En quelques secondes nous voici courant, grimpant en trépignant dans l’ascenseur, poussant de nos épaules conjointes et obstinées la porte aussitôt craquée de Mister Degreffe, fouillant ses étagères bourrées de dossiers, de collections de fume-cigarettes et de bottines noires, de broches de cravates en tôle de Patagonie et de lunettes de soleil griffées, ouvrant les tiroirs de son bureau dont les pattes grêles comme un héron tremblent sous notre assaut… Rien.
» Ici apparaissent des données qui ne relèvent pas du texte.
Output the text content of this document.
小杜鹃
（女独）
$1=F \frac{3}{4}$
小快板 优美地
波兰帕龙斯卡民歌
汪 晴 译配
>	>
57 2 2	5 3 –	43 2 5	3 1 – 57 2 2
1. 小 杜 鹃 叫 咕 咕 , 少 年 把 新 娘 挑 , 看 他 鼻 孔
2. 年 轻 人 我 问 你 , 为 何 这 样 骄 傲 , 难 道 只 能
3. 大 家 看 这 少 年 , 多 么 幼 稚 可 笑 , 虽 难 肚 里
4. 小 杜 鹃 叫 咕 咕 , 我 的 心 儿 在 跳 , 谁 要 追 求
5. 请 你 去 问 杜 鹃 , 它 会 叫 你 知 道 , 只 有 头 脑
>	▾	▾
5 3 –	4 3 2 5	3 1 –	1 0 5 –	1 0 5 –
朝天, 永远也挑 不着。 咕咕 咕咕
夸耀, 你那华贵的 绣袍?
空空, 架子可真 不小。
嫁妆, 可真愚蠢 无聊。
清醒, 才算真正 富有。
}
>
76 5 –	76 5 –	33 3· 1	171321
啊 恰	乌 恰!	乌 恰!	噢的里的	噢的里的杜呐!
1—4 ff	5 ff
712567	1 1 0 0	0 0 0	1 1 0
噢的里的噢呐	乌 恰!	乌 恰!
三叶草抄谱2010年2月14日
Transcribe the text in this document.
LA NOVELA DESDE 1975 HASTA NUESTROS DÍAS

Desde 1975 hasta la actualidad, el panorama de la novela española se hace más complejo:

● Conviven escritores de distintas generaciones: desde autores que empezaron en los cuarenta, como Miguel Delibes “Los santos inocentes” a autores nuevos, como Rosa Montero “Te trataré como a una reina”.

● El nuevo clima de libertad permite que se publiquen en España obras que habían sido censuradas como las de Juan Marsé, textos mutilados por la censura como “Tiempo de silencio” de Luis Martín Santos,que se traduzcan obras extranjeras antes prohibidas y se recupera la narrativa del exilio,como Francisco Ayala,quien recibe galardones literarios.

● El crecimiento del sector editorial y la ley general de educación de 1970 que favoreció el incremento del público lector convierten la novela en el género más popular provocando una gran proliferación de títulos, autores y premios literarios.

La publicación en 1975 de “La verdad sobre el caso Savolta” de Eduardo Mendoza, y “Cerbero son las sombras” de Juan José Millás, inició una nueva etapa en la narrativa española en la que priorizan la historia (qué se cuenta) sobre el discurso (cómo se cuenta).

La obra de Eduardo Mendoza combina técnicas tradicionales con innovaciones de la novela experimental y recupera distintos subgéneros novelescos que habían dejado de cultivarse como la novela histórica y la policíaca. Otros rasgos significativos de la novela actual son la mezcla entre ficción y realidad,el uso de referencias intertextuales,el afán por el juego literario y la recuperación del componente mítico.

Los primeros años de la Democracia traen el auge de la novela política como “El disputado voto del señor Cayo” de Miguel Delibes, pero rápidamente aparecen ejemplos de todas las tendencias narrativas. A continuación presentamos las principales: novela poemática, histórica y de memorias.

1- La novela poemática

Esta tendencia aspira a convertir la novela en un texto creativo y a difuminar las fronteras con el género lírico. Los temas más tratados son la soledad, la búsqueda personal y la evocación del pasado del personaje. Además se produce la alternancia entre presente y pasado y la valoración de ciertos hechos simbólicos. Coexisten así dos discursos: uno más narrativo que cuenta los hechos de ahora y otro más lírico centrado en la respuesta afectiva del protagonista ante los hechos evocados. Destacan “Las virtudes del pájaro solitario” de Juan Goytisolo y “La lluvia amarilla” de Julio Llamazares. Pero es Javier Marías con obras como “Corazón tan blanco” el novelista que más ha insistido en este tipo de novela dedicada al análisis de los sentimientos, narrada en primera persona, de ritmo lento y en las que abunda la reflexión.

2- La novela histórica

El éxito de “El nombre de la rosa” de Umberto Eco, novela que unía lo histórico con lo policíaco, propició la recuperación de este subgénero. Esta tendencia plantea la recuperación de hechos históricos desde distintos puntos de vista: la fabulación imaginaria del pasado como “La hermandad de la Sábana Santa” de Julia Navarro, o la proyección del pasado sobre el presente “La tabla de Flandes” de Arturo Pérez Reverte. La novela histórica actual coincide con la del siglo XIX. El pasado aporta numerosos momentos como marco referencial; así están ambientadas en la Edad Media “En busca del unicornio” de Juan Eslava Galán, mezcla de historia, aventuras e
- Nous n’allons tout de même pas rester bredouilles ! Pourtant, ne semble-t-il pas que les tiroirs soient plus profonds que leur intérieur… Je te laisse officier, pour filmer le processus et la découverte à venir…
- Oui, Ada, tu as un œil de phénix ! L’on va s’y casser les ongles, non, les pinces à épiler de Maxence Degreffe. Je sens qu’il va sourciller d’importance. Une fois soulevée la planchette, une pochette : mes dessins imprimés, défroissés, encore avec ma signature ! Le sale ptérodactyle !
- Faisons de même avec les autres tiroirs. Petite porcelaine bleue, fais chauffer le smartphone. Je m’emballe peut-être, mais je sens le gros poisson. Miam-miam, voici des contrats qui sentent le dessous de table. Gagné, lis-moi ça, dix pour cent concédés à l’imprimeur et dix pour cent à l’arnaqueur en chef ! Qui de plus s’est permis de me mettre une main aux fesses. Et une autre fois de me proposer son bisou baveux en échange de billets gratuits pour le Japan Show…
- Quoi, tu ne m’avais pas dit cela !
- T’inquiète, je lui offert une mandale qui lui a retourné la barbe.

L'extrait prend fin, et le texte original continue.